Enrollment Services Division in the last four years,” Bagnoli said.

An increase in the number of applicants is also exciting for admissions because, according to Bagnoli, it allows them to have more flexibility with regards to the make-up of the incoming class.

“Were we to have only 440 applications, which is how many students we’re hoping to enroll in the fall, … we wouldn’t have very many choices and we’d just simply have to accept the composition as it is,” Bagnoli said. “But we have a lot of goals that are aligned with our institutional mission, related to all forms of diversity for example. Diversity of geographic origin, diversity of country of origin, diversity in terms of socioeconomic status, diversity with respect to race and ethnicity, diversity with respect to students from the Midwest as compared to outside the Midwest. Grinnell is proud of the diversity in its entering class of students. In order to achieve that it’s important to have a variety of applicants with strong qualifications for admission so we can shape the class as we would like for it to look.”

According to Bagnoli, nearly 50 percent of this year’s domestic applicants identified as students of color, which he feels reflects positively on Grinnell. In addition to being more diverse with regards to race and ethnicity the applicants are also more socioeconomically diversity.

“The change in our applicant pool has not been that there have been fewer people with high need applying for admission to Grinnell. We have seen a growth in our pool of students with less financial need. In fact, I think it was true for a long time that [at] Grinnell, at the expense of appealing to people for whom this would have been a really good choice, but who are not exceptionally high need students, we were leading with our financial aid appeal. It was a great place for people who have a lot of financial need,” Bagnoli said. “We still think it’s a great place for students with a lot of financial need but we don’t think that it’s a good place only for students with low household income. We think it’s a good place for students regardless of household income.”
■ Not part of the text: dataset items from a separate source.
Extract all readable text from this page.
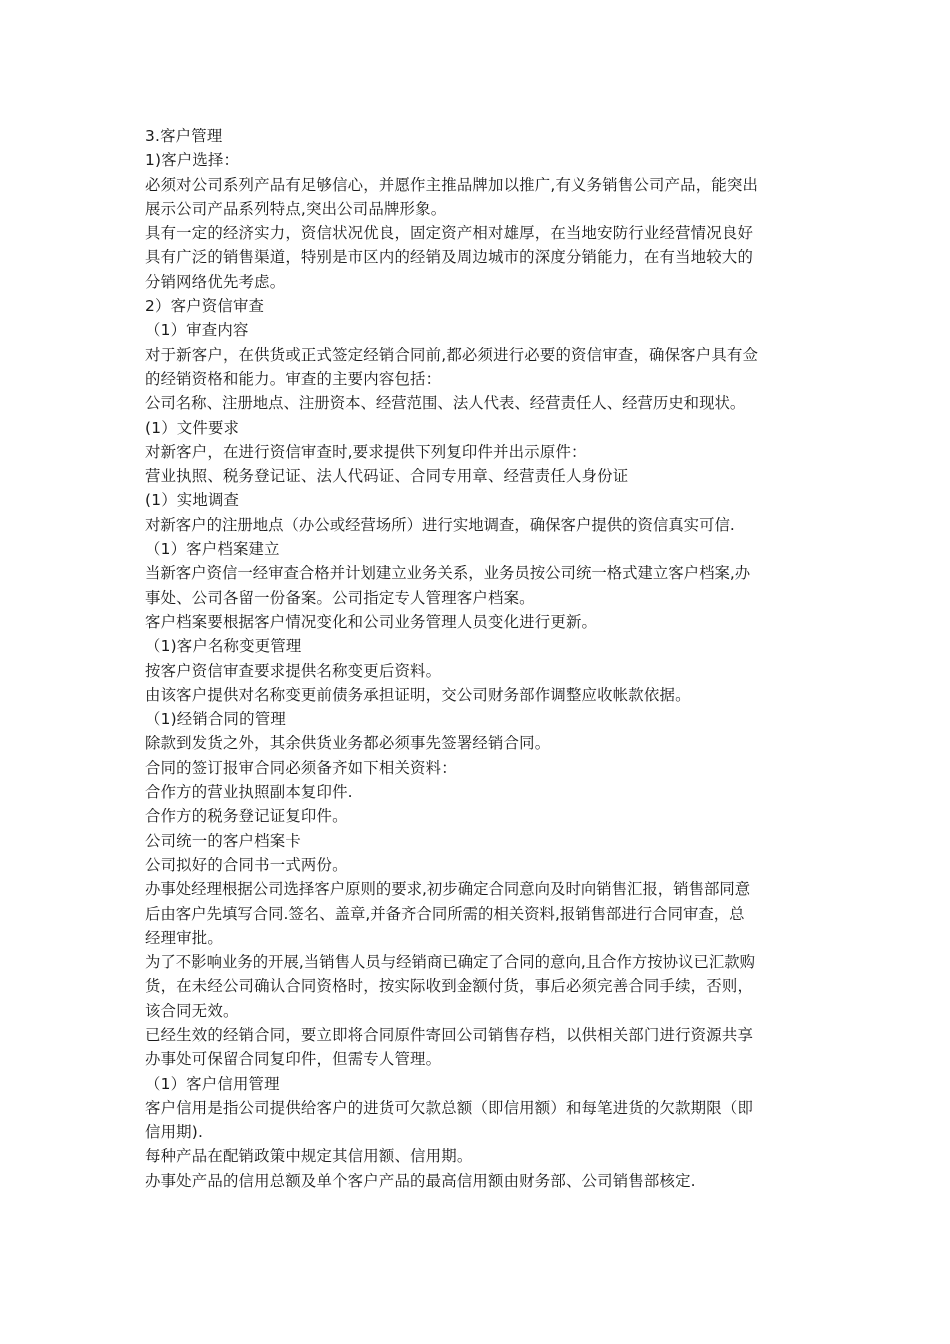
3.客户管理
1)客户选择：
必须对公司系列产品有足够信心，并愿作主推品牌加以推广,有义务销售公司产品，能突出
展示公司产品系列特点,突出公司品牌形象。
具有一定的经济实力，资信状况优良，固定资产相对雄厚，在当地安防行业经营情况良好
具有广泛的销售渠道，特别是市区内的经销及周边城市的深度分销能力，在有当地较大的
分销网络优先考虑。
2）客户资信审查
（1）审查内容
对于新客户，在供货或正式签定经销合同前,都必须进行必要的资信审查，确保客户具有佥
的经销资格和能力。审查的主要内容包括：
公司名称、注册地点、注册资本、经营范围、法人代表、经营责任人、经营历史和现状。
(1）文件要求
对新客户，在进行资信审查时,要求提供下列复印件并出示原件：
营业执照、税务登记证、法人代码证、合同专用章、经营责任人身份证
(1）实地调查
对新客户的注册地点（办公或经营场所）进行实地调查，确保客户提供的资信真实可信.
（1）客户档案建立
当新客户资信一经审查合格并计划建立业务关系，业务员按公司统一格式建立客户档案,办
事处、公司各留一份备案。公司指定专人管理客户档案。
客户档案要根据客户情况变化和公司业务管理人员变化进行更新。
（1)客户名称变更管理
按客户资信审查要求提供名称变更后资料。
由该客户提供对名称变更前债务承担证明，交公司财务部作调整应收帐款依据。
（1)经销合同的管理
除款到发货之外，其余供货业务都必须事先签署经销合同。
合同的签订报审合同必须备齐如下相关资料：
合作方的营业执照副本复印件.
合作方的税务登记证复印件。
公司统一的客户档案卡
公司拟好的合同书一式两份。
办事处经理根据公司选择客户原则的要求,初步确定合同意向及时向销售汇报，销售部同意
后由客户先填写合同.签名、盖章,并备齐合同所需的相关资料,报销售部进行合同审查，总
经理审批。
为了不影响业务的开展,当销售人员与经销商已确定了合同的意向,且合作方按协议已汇款购
货，在未经公司确认合同资格时，按实际收到金额付货，事后必须完善合同手续，否则，
该合同无效。
已经生效的经销合同，要立即将合同原件寄回公司销售存档，以供相关部门进行资源共享
办事处可保留合同复印件，但需专人管理。
（1）客户信用管理
客户信用是指公司提供给客户的进货可欠款总额（即信用额）和每笔进货的欠款期限（即
信用期).
每种产品在配销政策中规定其信用额、信用期。
办事处产品的信用总额及单个客户产品的最高信用额由财务部、公司销售部核定.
Ultimately, the class profile will not be determined until the class is finalized in May after accepted students either accept or reject their offers.

“Ideally, a college’s mission is expressed in the composition of its entering student body, realized by the contributions its alumni make,” Bagnoli said. “And I think Grinnell’s goals and aspirations, core commitments and core values, continue to be expressed by entering classes of students.”